With her first official on-calendar PFW presentation, Caroline Hu made a case for requiring some space.
Called “Reverie,” a short collection of 22 looks materialized the need for preserving a measure of personal distance, even from friends, family or lovers. That manifested in various ways, in layers of gauzy materials or theatrical pseudo-armor made of pillow-like shapes created using balloons encased in silky or lacy fabrics. Though some pieces were composed of as many as 40 elements, all were based on patterns in primary shapes—a square, a triangle or a circle.
The “mind gap” pneumatics were for dramatic effect, of course. Once those dresses hit the racks, they will have assumed their intended forms: deceptively simple bias-cut gowns with pretty lace trim, column dresses veiled by a ghostly overdress, experimental fringed knits layered atop each other like an oil painting, and floral prints extrapolated from photographs taken through a cloudy glass.

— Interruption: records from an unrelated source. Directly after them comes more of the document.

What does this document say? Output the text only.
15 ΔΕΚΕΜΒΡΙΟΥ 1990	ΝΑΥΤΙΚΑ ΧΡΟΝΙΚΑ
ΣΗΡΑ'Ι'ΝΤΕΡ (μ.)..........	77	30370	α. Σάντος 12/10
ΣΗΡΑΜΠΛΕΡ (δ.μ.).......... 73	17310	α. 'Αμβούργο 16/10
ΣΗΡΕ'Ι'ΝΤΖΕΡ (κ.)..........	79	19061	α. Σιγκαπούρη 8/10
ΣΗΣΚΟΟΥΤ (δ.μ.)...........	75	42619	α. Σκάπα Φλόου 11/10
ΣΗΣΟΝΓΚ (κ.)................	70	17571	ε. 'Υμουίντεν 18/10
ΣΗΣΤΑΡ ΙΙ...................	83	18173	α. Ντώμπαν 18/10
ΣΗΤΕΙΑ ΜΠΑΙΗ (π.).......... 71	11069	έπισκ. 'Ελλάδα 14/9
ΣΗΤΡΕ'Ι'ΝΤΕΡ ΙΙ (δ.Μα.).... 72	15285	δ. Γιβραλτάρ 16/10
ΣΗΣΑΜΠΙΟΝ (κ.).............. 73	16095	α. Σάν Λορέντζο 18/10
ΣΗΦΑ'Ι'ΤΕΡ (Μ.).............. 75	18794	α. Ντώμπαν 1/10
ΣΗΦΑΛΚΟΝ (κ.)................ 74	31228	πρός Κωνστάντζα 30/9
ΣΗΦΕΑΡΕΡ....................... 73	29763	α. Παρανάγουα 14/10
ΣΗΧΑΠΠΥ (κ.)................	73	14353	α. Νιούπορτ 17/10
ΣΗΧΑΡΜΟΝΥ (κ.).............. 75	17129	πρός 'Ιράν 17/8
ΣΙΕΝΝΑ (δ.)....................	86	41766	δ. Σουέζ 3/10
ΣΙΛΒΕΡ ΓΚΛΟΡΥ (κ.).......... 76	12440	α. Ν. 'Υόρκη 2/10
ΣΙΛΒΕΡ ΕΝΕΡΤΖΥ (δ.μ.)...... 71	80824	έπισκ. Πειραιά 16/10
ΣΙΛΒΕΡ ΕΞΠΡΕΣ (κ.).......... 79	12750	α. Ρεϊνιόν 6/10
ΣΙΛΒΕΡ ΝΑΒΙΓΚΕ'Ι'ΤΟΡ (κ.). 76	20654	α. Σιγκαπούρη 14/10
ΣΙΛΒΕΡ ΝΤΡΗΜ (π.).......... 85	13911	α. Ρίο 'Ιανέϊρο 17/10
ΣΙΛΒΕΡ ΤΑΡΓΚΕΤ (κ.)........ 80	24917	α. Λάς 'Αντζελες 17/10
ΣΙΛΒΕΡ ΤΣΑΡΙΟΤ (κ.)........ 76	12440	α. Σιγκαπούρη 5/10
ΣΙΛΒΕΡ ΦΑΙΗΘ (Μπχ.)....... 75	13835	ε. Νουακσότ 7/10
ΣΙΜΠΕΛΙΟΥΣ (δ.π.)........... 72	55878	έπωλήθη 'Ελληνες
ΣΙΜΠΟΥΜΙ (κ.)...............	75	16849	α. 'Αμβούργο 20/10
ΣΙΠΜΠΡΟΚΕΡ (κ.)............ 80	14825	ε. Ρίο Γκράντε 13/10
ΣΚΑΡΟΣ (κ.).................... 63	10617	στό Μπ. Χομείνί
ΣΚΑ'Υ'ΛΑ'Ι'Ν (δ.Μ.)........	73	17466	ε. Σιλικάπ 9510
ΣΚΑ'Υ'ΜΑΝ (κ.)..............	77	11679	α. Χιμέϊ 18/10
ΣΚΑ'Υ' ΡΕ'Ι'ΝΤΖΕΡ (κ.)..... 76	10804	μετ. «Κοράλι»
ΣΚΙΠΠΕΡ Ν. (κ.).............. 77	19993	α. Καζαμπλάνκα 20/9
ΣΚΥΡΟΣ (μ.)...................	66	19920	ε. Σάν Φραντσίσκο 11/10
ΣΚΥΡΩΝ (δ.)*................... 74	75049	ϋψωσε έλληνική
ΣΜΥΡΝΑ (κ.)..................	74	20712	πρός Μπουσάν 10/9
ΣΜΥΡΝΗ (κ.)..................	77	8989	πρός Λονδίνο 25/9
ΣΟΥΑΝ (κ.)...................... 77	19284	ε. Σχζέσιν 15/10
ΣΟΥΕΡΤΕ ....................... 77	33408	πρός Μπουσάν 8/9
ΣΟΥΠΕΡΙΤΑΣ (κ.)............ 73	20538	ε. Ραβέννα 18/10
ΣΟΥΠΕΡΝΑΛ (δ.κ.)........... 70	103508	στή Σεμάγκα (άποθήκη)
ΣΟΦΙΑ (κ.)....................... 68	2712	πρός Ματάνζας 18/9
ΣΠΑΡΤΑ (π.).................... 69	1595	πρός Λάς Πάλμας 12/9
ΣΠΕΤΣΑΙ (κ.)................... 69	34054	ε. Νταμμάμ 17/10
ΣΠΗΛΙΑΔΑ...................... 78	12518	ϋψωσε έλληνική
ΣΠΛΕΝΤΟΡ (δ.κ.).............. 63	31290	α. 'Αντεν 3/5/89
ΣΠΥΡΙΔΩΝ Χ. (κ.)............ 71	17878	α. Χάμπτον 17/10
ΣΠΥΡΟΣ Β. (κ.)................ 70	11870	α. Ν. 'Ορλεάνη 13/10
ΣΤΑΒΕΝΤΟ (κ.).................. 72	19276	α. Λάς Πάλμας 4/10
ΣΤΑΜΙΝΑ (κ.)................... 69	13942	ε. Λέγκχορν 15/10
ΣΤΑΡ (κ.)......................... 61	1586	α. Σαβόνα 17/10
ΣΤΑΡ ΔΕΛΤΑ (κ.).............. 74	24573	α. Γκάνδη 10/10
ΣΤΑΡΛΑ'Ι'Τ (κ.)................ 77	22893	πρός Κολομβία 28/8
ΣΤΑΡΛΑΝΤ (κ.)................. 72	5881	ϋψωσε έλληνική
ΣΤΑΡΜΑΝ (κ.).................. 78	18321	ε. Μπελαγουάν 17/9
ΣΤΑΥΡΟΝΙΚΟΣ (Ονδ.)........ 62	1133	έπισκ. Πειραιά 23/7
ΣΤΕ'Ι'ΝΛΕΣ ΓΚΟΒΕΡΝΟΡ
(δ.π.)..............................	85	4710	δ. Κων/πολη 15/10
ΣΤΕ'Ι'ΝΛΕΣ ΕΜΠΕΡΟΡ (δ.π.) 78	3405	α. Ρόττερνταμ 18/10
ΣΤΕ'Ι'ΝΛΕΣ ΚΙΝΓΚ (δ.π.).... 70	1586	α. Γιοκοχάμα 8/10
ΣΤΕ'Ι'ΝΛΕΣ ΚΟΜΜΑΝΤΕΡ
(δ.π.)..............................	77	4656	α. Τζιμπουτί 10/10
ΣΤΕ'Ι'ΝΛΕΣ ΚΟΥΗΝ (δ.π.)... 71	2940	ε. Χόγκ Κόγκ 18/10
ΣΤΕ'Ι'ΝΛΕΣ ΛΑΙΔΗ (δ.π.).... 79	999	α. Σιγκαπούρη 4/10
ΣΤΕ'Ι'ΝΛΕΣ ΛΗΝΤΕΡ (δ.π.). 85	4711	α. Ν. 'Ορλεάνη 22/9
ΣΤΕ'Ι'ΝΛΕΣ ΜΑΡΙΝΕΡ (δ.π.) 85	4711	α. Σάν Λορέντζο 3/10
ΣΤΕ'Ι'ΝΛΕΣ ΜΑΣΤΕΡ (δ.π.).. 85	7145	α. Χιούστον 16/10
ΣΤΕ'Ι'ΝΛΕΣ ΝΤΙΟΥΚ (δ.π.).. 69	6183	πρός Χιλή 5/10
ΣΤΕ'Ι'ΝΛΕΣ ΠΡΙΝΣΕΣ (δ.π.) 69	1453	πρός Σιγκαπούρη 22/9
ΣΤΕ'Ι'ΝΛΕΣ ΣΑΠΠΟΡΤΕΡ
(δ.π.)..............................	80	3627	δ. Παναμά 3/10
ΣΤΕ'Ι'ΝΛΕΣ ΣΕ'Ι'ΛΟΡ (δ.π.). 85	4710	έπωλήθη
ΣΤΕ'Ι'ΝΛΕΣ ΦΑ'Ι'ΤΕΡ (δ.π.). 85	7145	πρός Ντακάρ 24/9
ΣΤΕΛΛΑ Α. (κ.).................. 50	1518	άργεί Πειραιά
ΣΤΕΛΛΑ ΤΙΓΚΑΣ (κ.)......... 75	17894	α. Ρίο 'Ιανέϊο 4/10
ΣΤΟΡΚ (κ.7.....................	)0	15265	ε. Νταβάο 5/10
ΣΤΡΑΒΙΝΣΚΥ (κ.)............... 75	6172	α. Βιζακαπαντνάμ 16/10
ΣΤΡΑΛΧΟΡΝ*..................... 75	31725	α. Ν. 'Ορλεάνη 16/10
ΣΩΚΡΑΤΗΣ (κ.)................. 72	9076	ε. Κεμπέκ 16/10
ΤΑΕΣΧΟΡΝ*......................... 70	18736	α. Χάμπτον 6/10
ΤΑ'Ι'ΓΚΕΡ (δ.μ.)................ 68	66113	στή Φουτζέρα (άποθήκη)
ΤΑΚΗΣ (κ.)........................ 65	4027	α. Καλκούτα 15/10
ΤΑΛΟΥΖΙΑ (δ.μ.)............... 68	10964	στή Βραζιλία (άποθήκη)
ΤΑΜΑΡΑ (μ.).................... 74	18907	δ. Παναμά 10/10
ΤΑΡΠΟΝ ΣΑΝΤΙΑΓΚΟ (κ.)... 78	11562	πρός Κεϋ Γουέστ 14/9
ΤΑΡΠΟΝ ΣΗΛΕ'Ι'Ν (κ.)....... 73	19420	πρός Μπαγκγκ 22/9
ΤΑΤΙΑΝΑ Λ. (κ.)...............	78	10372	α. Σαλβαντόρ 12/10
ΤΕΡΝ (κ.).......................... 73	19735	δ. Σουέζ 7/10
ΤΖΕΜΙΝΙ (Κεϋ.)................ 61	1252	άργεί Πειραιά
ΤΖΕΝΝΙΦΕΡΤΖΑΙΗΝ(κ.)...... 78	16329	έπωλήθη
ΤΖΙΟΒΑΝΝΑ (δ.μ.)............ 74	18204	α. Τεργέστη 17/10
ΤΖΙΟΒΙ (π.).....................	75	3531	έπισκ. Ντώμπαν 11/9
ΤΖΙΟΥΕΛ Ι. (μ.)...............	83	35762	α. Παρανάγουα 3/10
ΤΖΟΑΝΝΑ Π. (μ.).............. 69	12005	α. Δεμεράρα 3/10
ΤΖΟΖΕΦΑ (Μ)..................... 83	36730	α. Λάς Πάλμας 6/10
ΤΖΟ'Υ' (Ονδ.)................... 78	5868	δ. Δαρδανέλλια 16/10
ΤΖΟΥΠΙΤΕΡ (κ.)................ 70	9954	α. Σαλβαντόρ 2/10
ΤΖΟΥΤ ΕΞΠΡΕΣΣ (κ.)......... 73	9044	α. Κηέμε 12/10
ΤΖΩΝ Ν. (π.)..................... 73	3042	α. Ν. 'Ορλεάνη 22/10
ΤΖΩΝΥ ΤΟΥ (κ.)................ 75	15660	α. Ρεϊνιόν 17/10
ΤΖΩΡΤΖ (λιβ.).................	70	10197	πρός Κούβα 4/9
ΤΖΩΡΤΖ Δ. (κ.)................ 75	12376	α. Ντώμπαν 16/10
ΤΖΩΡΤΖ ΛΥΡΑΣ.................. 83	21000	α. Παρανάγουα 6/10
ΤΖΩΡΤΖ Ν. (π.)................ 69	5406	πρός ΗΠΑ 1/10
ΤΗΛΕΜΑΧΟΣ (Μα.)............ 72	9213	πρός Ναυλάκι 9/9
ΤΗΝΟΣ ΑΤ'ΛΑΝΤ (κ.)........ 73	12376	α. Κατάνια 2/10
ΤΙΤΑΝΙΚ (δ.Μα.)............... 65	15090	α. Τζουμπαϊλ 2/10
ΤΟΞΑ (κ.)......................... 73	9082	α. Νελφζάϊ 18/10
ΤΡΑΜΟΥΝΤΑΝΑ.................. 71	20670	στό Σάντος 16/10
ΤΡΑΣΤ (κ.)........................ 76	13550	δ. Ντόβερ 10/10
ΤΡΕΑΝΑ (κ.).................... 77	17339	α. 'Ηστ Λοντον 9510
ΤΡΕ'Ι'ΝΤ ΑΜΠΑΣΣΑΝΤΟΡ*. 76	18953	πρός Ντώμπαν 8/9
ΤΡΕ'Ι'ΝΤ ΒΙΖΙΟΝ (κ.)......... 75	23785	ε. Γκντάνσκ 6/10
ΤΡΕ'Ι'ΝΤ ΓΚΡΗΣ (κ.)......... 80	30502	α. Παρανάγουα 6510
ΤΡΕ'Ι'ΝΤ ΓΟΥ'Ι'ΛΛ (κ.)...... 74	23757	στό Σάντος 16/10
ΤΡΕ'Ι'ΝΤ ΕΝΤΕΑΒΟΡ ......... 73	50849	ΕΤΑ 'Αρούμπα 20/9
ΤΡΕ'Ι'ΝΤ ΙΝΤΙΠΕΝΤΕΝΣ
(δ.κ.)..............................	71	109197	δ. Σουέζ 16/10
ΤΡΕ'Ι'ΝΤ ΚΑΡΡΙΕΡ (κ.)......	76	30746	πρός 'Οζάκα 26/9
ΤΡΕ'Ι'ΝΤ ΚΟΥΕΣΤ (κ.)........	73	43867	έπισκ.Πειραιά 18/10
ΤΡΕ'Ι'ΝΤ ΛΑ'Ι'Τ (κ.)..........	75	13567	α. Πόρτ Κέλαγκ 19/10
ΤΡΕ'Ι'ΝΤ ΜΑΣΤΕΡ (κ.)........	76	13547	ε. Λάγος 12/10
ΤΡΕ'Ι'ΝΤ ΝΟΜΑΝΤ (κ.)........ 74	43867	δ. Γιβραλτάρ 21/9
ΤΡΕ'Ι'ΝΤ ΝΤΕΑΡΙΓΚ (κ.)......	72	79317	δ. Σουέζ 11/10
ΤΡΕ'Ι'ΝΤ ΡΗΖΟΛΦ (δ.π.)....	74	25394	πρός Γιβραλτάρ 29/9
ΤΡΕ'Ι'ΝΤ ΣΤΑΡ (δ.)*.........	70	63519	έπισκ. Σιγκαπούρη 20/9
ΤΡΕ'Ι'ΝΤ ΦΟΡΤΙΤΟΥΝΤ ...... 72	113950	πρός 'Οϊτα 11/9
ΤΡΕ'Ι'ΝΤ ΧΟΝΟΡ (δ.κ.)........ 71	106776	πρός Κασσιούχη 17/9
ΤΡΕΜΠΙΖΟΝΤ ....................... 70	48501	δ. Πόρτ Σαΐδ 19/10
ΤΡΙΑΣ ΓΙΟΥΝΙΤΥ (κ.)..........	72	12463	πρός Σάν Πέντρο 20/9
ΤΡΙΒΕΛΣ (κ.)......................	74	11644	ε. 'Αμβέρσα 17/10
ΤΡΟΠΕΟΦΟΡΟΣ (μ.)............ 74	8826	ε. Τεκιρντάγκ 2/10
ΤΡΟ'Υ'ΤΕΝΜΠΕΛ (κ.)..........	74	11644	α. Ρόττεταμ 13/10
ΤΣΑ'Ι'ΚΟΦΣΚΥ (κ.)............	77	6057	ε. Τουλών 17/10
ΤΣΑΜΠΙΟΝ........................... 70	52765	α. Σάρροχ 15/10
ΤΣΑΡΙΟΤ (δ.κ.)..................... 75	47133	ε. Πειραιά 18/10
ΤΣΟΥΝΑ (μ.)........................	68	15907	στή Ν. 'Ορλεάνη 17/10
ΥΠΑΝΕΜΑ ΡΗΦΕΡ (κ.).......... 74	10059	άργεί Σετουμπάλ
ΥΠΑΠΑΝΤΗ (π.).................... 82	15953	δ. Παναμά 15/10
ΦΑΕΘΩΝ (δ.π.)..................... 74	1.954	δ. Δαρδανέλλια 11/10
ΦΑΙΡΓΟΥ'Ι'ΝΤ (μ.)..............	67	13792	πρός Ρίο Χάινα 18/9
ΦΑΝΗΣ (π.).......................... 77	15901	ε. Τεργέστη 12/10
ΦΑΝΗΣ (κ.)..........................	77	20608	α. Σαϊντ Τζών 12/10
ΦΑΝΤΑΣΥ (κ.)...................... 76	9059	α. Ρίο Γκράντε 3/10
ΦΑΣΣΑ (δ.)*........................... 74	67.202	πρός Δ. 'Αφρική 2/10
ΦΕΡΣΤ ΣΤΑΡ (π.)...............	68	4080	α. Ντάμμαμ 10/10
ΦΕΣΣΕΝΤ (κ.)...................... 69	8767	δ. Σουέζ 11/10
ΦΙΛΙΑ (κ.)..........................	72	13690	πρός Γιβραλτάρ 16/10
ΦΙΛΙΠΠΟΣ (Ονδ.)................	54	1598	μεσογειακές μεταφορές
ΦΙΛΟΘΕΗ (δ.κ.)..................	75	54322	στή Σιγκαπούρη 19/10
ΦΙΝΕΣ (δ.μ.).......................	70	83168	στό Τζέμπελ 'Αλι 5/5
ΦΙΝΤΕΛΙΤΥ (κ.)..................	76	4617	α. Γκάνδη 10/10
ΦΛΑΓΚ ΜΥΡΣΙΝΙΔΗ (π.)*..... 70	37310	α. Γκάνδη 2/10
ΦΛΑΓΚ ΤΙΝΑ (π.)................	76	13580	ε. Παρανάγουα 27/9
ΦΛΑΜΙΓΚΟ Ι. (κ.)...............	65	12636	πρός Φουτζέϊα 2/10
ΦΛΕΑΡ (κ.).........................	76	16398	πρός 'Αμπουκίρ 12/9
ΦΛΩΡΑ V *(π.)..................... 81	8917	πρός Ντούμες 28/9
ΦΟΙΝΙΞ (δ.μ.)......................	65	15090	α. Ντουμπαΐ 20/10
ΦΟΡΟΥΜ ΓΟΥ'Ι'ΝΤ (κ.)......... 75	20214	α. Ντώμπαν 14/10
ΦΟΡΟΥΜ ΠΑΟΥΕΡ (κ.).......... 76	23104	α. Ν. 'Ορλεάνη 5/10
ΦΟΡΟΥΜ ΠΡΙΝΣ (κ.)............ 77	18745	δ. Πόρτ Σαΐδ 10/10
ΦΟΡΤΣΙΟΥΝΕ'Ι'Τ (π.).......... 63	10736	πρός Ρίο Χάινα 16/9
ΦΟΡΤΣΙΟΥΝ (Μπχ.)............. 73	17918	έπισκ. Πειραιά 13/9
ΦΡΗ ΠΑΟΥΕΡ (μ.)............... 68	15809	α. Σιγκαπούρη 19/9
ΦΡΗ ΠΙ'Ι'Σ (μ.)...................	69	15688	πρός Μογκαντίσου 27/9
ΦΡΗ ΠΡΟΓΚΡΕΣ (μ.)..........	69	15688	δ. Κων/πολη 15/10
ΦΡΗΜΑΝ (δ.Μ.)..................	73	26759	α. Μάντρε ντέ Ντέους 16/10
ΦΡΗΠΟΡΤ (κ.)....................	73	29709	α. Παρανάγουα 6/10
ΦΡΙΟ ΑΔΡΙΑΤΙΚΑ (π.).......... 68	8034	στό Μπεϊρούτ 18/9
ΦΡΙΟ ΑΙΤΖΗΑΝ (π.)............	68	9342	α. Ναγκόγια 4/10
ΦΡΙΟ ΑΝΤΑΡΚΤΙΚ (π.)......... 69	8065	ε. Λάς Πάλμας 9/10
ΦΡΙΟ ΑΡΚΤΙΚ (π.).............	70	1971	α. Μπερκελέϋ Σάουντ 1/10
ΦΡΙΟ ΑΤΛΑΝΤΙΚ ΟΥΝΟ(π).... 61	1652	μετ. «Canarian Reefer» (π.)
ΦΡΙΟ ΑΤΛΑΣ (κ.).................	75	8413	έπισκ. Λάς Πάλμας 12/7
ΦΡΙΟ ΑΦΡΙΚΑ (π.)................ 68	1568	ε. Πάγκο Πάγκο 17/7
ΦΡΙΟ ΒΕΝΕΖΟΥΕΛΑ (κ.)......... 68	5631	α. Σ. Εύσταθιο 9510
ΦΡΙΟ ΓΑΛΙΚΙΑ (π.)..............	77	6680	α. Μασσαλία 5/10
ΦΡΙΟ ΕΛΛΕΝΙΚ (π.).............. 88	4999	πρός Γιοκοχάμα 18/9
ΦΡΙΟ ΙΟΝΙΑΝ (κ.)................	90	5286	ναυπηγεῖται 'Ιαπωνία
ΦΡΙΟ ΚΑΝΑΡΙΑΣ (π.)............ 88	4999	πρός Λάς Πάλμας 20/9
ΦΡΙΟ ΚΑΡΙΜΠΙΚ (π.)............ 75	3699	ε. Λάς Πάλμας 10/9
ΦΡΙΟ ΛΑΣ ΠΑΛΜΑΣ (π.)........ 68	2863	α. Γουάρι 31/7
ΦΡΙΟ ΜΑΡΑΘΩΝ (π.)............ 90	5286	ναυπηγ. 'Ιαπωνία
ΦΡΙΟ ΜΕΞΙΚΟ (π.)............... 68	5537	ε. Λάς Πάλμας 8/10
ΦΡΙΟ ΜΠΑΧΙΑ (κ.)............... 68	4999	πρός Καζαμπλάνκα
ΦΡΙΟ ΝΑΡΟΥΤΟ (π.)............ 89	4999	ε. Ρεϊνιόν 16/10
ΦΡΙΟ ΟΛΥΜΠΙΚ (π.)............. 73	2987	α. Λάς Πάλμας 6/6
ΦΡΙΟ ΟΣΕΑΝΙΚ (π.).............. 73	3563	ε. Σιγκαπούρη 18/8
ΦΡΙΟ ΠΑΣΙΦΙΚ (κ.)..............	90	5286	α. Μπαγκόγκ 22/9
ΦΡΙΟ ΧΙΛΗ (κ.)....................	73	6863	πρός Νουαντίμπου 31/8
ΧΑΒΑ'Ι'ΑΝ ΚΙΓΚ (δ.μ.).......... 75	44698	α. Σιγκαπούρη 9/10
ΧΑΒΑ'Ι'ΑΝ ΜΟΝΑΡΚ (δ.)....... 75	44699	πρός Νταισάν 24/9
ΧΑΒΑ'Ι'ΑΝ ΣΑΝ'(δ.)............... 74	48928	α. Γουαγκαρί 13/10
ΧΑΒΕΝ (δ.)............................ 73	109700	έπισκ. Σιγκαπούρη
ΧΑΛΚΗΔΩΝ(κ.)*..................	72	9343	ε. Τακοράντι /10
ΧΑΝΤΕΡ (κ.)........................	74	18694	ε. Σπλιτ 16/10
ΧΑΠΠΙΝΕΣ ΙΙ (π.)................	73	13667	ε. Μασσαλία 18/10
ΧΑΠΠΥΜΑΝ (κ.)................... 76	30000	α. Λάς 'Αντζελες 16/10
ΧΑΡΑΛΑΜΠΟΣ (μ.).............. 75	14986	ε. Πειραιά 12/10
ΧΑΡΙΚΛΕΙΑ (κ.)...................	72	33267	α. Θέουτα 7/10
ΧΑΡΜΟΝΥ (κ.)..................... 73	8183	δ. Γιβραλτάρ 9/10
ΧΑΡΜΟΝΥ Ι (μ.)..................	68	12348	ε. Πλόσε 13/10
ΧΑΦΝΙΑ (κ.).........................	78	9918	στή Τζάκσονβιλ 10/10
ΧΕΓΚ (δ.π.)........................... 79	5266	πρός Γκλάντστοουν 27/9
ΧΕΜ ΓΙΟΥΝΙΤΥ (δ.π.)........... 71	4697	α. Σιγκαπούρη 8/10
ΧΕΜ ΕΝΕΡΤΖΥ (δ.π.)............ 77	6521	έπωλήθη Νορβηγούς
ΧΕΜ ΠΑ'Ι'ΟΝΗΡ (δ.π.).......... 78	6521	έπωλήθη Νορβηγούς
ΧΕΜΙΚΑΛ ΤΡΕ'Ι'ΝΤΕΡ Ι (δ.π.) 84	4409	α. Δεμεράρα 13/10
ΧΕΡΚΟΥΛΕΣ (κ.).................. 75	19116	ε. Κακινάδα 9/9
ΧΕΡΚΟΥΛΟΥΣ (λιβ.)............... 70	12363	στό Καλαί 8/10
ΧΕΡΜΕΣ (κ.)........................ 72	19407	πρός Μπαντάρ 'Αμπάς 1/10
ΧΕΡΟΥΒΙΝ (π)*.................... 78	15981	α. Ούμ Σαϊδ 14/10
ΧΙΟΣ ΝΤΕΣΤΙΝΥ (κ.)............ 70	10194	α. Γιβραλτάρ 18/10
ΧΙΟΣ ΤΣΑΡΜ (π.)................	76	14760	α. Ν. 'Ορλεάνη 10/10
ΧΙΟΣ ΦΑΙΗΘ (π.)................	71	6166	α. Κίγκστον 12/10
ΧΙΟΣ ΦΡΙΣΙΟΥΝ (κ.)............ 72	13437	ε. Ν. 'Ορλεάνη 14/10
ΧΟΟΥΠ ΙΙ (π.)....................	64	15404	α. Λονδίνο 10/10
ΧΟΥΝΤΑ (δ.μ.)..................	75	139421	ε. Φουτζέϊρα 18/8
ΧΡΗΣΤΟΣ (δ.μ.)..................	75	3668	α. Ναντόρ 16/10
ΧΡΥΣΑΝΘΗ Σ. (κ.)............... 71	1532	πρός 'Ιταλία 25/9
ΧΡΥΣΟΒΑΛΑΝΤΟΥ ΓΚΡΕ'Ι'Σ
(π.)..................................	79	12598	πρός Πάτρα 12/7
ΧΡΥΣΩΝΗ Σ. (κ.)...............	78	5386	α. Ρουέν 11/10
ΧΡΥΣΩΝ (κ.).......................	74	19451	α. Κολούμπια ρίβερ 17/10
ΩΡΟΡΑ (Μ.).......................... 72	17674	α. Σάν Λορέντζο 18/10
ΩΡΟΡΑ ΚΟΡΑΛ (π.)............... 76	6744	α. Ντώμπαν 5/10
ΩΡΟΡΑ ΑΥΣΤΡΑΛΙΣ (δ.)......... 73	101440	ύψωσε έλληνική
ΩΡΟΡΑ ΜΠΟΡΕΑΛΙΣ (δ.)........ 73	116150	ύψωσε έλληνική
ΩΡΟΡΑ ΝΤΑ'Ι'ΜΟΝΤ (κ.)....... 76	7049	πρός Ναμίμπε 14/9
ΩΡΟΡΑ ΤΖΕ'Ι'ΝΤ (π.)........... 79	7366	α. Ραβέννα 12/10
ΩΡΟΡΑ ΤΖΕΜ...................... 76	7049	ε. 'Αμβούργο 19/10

Elsewhere in this grand Haussmannian space, Hu continued exploring favorite themes, for example caging flowers between wisps of fabric, or taking traditional techniques and translating them into her own language. One white dress turned out to be made not of beading but of hand-crocheted plastic lanyards. That kind of sleight-of-hand—plus several covetable custom-ruffled Adidas Originals—makes Hu a compelling talent to watch.